[llvm] r182023 - PPC32 cannot form counter loops around i64 FP conversions

Fri May 17 03:33:12 PDT 2013

Hal Finkel <hfinkel at anl.gov> wrote on 17.05.2013 01:43:25:

> > Can you not do all that on the IR level, and if it detects a count,
> > simply rewrite the IR to a simple counting loop?
>
> The other problem is that, if you do this rewriting then you can end
> up with redundant induction variables if the transformation does not
happen.

Yes, of course, that's what will happen if you make the wrong decision.
Note that I'm not saying you *shouldn't* try to detect in advance
whether or not CTR will be available and the transformation is
possible -- of course the IR pass should have a heuristics that
attempts to detect this, probably much along the lines of your
existing code.

My only point is that I'd prefer if the overall algorithm were
structured so that the "failure mode" if that heuristic gets it
wrong in some (hopefully rare) case, is simply generation of
slightly less optimal code rather than completely broken code.

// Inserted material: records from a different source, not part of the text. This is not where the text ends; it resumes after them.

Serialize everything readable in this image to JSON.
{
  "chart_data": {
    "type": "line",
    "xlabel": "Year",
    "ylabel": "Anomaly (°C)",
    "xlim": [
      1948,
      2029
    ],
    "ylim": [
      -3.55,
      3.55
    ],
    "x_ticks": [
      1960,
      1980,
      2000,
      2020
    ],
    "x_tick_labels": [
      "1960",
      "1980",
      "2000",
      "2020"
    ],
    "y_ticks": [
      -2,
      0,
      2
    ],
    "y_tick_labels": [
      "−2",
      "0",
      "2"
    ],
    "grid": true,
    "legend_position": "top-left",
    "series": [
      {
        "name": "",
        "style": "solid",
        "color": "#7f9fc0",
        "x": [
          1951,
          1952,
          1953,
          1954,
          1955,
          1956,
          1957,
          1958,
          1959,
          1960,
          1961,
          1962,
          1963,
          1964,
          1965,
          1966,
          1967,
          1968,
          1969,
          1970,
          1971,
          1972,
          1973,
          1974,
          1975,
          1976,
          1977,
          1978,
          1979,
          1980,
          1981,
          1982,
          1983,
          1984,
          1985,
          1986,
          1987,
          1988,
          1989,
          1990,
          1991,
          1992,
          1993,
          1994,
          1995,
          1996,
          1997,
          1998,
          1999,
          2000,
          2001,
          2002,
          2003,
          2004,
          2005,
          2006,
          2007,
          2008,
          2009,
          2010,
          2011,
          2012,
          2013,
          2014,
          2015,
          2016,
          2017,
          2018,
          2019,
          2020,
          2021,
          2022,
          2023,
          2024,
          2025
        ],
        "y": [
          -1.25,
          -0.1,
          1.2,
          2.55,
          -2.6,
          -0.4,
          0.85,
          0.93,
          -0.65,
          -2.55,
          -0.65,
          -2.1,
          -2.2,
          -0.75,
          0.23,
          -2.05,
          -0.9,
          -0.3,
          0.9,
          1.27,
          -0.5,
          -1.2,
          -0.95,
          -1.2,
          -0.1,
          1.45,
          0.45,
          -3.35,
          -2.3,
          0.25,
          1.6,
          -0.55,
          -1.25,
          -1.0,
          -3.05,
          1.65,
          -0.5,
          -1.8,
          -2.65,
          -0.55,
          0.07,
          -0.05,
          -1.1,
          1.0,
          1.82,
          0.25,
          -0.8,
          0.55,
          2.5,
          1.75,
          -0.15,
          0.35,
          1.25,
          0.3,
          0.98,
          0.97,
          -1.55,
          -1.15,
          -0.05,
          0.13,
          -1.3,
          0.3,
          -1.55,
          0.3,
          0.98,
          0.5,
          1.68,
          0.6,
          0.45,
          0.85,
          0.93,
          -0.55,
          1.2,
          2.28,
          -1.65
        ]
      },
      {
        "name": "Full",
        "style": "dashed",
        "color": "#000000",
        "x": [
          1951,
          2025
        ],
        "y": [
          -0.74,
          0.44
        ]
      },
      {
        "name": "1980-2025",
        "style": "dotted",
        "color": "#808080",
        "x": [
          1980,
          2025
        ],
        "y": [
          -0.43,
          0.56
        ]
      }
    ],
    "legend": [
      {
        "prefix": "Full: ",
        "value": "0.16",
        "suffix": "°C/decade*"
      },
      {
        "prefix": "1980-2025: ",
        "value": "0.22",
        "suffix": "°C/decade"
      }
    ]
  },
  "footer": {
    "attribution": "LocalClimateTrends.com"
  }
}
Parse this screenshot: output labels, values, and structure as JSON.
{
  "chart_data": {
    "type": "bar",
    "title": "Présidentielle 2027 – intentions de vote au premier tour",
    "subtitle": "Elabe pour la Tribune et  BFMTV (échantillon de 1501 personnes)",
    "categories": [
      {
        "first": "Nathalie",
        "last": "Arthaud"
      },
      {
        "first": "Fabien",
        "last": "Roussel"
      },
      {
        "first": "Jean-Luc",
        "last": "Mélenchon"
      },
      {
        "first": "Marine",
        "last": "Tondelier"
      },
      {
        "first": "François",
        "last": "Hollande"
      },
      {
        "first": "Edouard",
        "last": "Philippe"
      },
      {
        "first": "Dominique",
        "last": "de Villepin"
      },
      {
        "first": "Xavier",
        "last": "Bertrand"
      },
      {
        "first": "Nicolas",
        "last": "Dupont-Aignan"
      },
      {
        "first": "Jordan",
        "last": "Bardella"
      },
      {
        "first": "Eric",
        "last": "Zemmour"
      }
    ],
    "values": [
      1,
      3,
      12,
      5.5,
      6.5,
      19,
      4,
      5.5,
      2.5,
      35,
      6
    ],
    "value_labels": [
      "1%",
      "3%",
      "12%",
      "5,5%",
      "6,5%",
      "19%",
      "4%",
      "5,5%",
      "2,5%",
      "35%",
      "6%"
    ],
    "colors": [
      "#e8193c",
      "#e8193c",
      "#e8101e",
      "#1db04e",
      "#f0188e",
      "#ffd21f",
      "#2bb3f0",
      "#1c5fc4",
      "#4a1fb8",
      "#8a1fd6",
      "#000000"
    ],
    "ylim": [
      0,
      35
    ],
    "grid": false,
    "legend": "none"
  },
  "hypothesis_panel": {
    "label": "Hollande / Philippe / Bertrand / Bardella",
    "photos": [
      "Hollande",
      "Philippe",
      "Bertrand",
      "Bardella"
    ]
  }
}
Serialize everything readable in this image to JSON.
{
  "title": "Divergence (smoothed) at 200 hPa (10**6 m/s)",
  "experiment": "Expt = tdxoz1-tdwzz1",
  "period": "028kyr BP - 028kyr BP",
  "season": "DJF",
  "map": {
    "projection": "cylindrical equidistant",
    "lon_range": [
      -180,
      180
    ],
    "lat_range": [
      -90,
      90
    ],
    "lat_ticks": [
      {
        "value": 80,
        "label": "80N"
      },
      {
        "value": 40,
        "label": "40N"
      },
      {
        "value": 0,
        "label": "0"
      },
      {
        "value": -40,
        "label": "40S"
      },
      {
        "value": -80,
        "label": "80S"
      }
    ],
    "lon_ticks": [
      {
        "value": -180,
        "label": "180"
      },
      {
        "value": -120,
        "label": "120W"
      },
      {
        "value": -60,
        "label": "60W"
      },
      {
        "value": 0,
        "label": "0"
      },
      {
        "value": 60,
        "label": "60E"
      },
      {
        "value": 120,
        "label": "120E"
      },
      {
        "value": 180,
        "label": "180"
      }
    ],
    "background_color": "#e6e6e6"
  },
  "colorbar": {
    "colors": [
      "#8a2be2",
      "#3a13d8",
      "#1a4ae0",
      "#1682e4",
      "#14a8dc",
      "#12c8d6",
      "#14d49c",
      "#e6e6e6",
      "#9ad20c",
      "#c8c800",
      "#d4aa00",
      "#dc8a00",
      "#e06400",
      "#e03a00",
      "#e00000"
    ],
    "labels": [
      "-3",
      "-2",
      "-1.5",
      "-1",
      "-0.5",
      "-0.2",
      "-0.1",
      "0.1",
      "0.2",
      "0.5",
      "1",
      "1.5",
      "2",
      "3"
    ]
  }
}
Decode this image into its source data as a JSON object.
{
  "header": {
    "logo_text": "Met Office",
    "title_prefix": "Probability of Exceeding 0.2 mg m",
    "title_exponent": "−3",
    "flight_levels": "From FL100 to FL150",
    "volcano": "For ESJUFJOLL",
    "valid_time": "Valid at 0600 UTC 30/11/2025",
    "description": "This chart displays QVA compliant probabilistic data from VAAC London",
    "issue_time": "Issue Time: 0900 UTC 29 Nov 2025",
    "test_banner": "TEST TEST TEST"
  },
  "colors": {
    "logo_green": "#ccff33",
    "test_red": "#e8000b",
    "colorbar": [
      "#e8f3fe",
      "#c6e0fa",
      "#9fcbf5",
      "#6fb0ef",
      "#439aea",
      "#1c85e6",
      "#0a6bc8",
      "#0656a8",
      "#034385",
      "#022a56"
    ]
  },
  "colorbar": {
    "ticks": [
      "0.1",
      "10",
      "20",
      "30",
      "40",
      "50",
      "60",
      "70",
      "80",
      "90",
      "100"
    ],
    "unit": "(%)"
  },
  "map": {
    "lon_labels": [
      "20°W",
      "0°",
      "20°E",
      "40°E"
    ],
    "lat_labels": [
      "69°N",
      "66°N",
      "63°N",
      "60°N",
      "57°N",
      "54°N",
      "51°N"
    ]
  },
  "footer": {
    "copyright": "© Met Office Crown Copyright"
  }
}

> Maybe it would be better to do it the other way? What if we always
> generate the counter-based loops, and then undo the transformation
> if we detect, at the MI level, other clobbers of the counter
> register. We might end up generating suboptimal code in these cases
> (because we could end up with effectively two induction variables
> (that are not exactly the same and so won't be CSE'd), but for loops
> with function calls, indirect jumps, etc., maybe the performance hit
> won't matter much -- but I don't really believe that :(

That seems more along the lines of what GCC does; the doloop pass
will insert a loop counter as a pseudo register if its heuristic
determines this will likely be useful, and then the register
allocator tries to allocate the pseudo to CTR, but if it fails,
we just get regular code to decrement and test the counter (in a GPR).

> In the end, this is why I decided to do this on the IR level. It is
> fragile to detect IR sequences that might become function calls, but
> as LLVM is currently constructed, and because the selection-DAG is
> basic-block local, there is a finite set of such things and we can
> audit the code generator for them. I don't *like* it, but it seems
> to be the only way that we can really generate the best code
> (without extraneous guard expressions, and without redundant GPR
> induction variables, etc.) in practice. We could certainly pair this
> with some kind of 'undo' mechanism just in case. Maybe the best
> solution is to leave things this way, but make a verification pass
> that checks for clobbers inside the loops after the fact. This would
> make it ICE instead of miscompile, but that is preferable (and we
> could turn it off in non-asserts builds).

I certainly agree that an ICE is better than a miscompile :-)

Bye,
Ulrich